Membedah Kebenaran Tentang 7 Mitos Masturbasi - Male Indonesia
Membedah Kebenaran Tentang 7 Mitos Masturbasi
MALE ID | Sex & Health

Masturbasi adalah fungsi fisik yang normal. Namun bagi sebagian orang, masih ada stigma seputar masturbasi yang menyebabkan informasi yang salah dan berbagai mitos masturbasi. 

Photo by César Couto on Unsplash

Mengutip laman Everydayhealth, seorang seksolog bernama  Justine Marie Shuey, PhD, mengatakan, bahwa orang sah-sah saja untuk melakukan masturbasi apakah mereka sedang menjalin hubungan atau lajang. 

"Beberapa orang cemburu ketika pasangan mereka melakukan masturbasi karena mereka merasa itu selingkuh, atau pasangan mereka melakukan masturbasi karena mereka tidak cukup baik," kata Shuey. 

"Tetapi penting untuk dipahami bahwa orang memiliki tingkat hasrat seksual yang berbeda-beda, semuanya benar-benar sehat. dan normal, dan beberapa melibatkan masturbasi," tambahnya menjelaskan.

Selain itu, masih banyak lagi mitos yang dipercaya terkait masturbasi ini. Berikut daftar mitos yang seharusnya sudah lagi tidak dipercaya.

Masturbasi Bisa Menyebabkan Disfungsi Ereksi
Kenyataannya: "Disfungsi ereksi  tidak disebabkan oleh masturbasi," kata Susan Kellogg Spadt, PhD. "Apa yang bisa terjadi pada pria adalah Anda sering bermasturbasi dan terbiasa dengan sentuhan tertentu, entah itu getaran atau tangan Anda sendiri," ucapnya. 

Karena itu, katanya, Anda mungkin menjadi terbiasa dengan sensasi itu dan merasa lebih sulit untuk mencapai orgasme dengan pasangan Anda. "Dan itu normal," ungkapnya.

Masturbasi Bukan Bagian Normal dari Perkembangan Seksual
Kenyataannya: Sebuah  penelitian yang diterbitkan di  JAMA Pediatrics yang melibatkan lebih dari 800 remaja usia 14 hingga 17 tahun menemukan bahwa 74 persen anak laki-laki, melakukan masturbasi dan itu hal yang baik. "Ini benar-benar sehat bagi orang-orang dari segala usia untuk masturbasi," kata Susan.

Tidak Ada Manfaat Kesehatan dari Masturbasi
Kenyataannya: "Masturbasi memiliki sejumlah manfaat kesehatan," kata Shuey. "Mereka termasuk tidur yang lebih baik, mengurangi stres dan ketegangan, sakit kepala lebih sedikit , peningkatan konsentrasi, peningkatan harga diri, penampilan lebih muda, dan kebugaran yang lebih baik," ungkapnya menambahkan.

Menjadi Berlebihan
Kenyataannya: Masturbasi hanya menjadi berlebihan jika itu berfungsi sebagai pelarian dari masalah dalam hubungan Anda, jika itu mulai memengaruhi kesehatan Anda, atau jika itu berubah menjadi pengganti pengalaman kehidupan nyata. 

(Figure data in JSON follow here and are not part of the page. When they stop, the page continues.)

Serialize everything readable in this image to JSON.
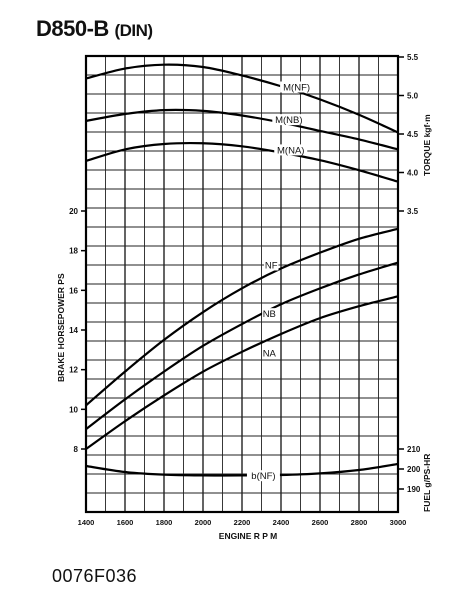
{
  "title": "D850-B",
  "title_suffix": "(DIN)",
  "caption": "0076F036",
  "chart_data": {
    "type": "line",
    "xlabel": "ENGINE R P M",
    "xlim": [
      1400,
      3000
    ],
    "x_ticks": [
      "1400",
      "1600",
      "1800",
      "2000",
      "2200",
      "2400",
      "2600",
      "2800",
      "3000"
    ],
    "axes": {
      "torque": {
        "label": "TORQUE kgf·m",
        "ylim": [
          3.5,
          5.5
        ],
        "ticks": [
          "5.5",
          "5.0",
          "4.5",
          "4.0",
          "3.5"
        ]
      },
      "power": {
        "label": "BRAKE HORSEPOWER PS",
        "ylim": [
          8,
          20
        ],
        "ticks": [
          "20",
          "18",
          "16",
          "14",
          "12",
          "10",
          "8"
        ]
      },
      "fuel": {
        "label": "FUEL g/PS-HR",
        "ylim": [
          190,
          210
        ],
        "ticks": [
          "210",
          "200",
          "190"
        ]
      }
    },
    "series": [
      {
        "name": "M(NF)",
        "axis": "torque",
        "x": [
          1400,
          1600,
          1800,
          2000,
          2200,
          2400,
          2600,
          2800,
          3000
        ],
        "y": [
          5.22,
          5.35,
          5.4,
          5.37,
          5.26,
          5.12,
          4.95,
          4.75,
          4.52
        ]
      },
      {
        "name": "M(NB)",
        "axis": "torque",
        "x": [
          1400,
          1600,
          1800,
          2000,
          2200,
          2400,
          2600,
          2800,
          3000
        ],
        "y": [
          4.67,
          4.76,
          4.81,
          4.8,
          4.74,
          4.65,
          4.54,
          4.43,
          4.3
        ]
      },
      {
        "name": "M(NA)",
        "axis": "torque",
        "x": [
          1400,
          1600,
          1800,
          2000,
          2200,
          2400,
          2600,
          2800,
          3000
        ],
        "y": [
          4.15,
          4.3,
          4.37,
          4.38,
          4.34,
          4.26,
          4.16,
          4.03,
          3.88
        ]
      },
      {
        "name": "NF",
        "axis": "power",
        "x": [
          1400,
          1600,
          1800,
          2000,
          2200,
          2400,
          2600,
          2800,
          3000
        ],
        "y": [
          10.2,
          11.9,
          13.5,
          14.9,
          16.1,
          17.1,
          17.9,
          18.6,
          19.1
        ]
      },
      {
        "name": "NB",
        "axis": "power",
        "x": [
          1400,
          1600,
          1800,
          2000,
          2200,
          2400,
          2600,
          2800,
          3000
        ],
        "y": [
          9.0,
          10.5,
          11.9,
          13.2,
          14.3,
          15.3,
          16.1,
          16.8,
          17.4
        ]
      },
      {
        "name": "NA",
        "axis": "power",
        "x": [
          1400,
          1600,
          1800,
          2000,
          2200,
          2400,
          2600,
          2800,
          3000
        ],
        "y": [
          8.0,
          9.4,
          10.7,
          11.9,
          12.9,
          13.8,
          14.6,
          15.2,
          15.7
        ]
      },
      {
        "name": "b(NF)",
        "axis": "fuel",
        "x": [
          1400,
          1600,
          1800,
          2000,
          2200,
          2400,
          2600,
          2800,
          3000
        ],
        "y": [
          201.5,
          198.5,
          197.2,
          196.8,
          196.8,
          197.0,
          197.8,
          199.5,
          202.5
        ]
      }
    ],
    "grid": true
  }
}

Selain itu, jika masturbasi menyebabkan nyeri fisik, masalah emosional (Anda tidak dapat memikirkan hal lain), masalah dengan hubungan Anda, atau masalah pembiasaan (ketika hanya jenis rangsangan yang Anda lakukan selama masturbasi yang akan menyebabkan orgasme ), mungkin menjadi sinyal untuk mengurangi. Tetapi sangat sedikit orang yang pernah sampai ke titik ini. 

Masturbasi Hanya Saat Sendirian
Kenyataannya: "Beberapa orang melakukan masturbasi bersama, dan mereka memasukkan masturbasi ke dalam repertoar seksual mereka," kata Spadt. 

Beberapa pasangan menikmati menonton satu sama lain masturbasi, dan beberapa suka masturbasi sendiri untuk orgasme setelah bentuk lain dari kontak seksual. Masturbasi bersama juga merupakan cara yang bagus untuk melakukan hubungan seks yang aman dan mencegah kehamilan yang tidak diinginkan.